Apprentissage par renforcement sensible à la force : estimation hybride sans capteur pour la loco-manipulation de robots à roues et jambes
Un article scientifique publié sur arXiv (arXiv:2609.13779, prépublication non encore relue par les pairs) présente une méthode d'apprentissage par renforcement sensible à la force pour des robots à locomotion mixte roues-pattes effectuant simultanément déplacement et manipulation. Le système estime la force exercée par l'effecteur terminal sans capteur de force/couple dédié, en combinant trois briques : une observation du moment généralisé du robot, une projection du torseur des efforts sous contrainte de contact, et un réseau de neurones qui apprend en résiduel les biais liés au mouvement non captés par les modèles physiques. Cette estimation alimente une politique de contrôle « corps entier » conditionnée par mode, dotée d'un sélecteur axe par axe entre position et force, permettant de basculer entre mouvement libre, régulation de force pure et contrôle hybride force/position au sein d'un seul contrôleur. Les auteurs rapportent des gains en simulation sur la précision de l'estimation de force sans capteur et sur les performances de contrôle en force, puis valident l'approche sur un robot à roues-pattes réel lors de quatre tâches : rotation de valve, essuyage en mode hybride, ouverture de porte guidée par la force, et suivi à force nulle lorsqu'un humain guide le bras manuellement.

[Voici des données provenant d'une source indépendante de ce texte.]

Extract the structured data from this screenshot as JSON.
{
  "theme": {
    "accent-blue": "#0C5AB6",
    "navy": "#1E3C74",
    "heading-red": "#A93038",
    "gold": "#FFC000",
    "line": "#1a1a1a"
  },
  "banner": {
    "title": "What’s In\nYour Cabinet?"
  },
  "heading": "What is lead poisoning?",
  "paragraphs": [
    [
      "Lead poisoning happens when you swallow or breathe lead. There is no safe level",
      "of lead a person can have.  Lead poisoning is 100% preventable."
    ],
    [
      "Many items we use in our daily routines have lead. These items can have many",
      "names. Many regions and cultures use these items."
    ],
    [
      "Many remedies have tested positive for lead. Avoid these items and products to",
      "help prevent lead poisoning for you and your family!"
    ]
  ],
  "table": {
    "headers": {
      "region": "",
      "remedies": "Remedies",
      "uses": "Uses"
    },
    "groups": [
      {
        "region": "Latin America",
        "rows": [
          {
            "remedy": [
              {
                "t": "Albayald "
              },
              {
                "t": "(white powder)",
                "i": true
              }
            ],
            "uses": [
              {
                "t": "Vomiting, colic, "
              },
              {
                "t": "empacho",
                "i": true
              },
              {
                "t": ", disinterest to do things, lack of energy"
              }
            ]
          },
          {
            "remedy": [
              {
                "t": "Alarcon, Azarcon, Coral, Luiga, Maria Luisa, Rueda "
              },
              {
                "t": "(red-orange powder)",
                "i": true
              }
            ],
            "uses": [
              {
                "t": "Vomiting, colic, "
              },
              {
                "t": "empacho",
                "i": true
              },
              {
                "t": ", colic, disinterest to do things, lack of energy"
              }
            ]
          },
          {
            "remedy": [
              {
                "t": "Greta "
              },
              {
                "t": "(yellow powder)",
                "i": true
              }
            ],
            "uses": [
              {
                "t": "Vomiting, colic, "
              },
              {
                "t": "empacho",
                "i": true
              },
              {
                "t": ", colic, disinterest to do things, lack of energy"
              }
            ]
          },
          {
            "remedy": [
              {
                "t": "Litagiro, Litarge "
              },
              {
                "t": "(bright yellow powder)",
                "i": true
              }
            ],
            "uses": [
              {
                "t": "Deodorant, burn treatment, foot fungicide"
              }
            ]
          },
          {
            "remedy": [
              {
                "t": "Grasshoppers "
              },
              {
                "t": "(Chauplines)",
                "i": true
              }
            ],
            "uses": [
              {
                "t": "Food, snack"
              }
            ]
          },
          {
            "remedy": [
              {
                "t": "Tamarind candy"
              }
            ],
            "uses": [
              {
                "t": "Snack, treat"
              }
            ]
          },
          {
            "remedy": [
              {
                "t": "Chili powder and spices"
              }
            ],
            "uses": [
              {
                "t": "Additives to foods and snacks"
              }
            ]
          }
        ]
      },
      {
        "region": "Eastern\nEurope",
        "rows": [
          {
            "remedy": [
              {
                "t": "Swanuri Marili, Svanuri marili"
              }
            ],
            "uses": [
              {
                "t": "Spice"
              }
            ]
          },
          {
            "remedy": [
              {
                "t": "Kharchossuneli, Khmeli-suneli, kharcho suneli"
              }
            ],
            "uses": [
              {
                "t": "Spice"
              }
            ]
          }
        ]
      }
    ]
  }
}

Pour l'industrie, l'intérêt est d'abord économique : supprimer le capteur de force/couple dédié à l'effecteur réduit le coût, la fragilité et la maintenance des bras manipulateurs montés sur plateformes mobiles, un frein connu au déploiement des robots mobiles à bras dans des tâches à contact physique comme les vannes, les portes ou l'essuyage de surfaces. Qu'un seul contrôleur passe de façon fluide entre mouvement libre et régulation de force, sans recalibrage ni bascule manuelle de mode, répond à une limite fréquente des contrôleurs hybrides classiques sur bases flottantes à contacts changeants, typiques des plateformes combinant roues et pattes. Les gains annoncés restent toutefois qualitatifs, sans chiffres de précision ou de temps de cycle publiés dans le résumé, et les essais matériels portent sur un nombre limité de tâches et une seule plateforme, ce qui invite à la prudence avant d'en déduire une généralisation à d'autres robots ou environnements industriels.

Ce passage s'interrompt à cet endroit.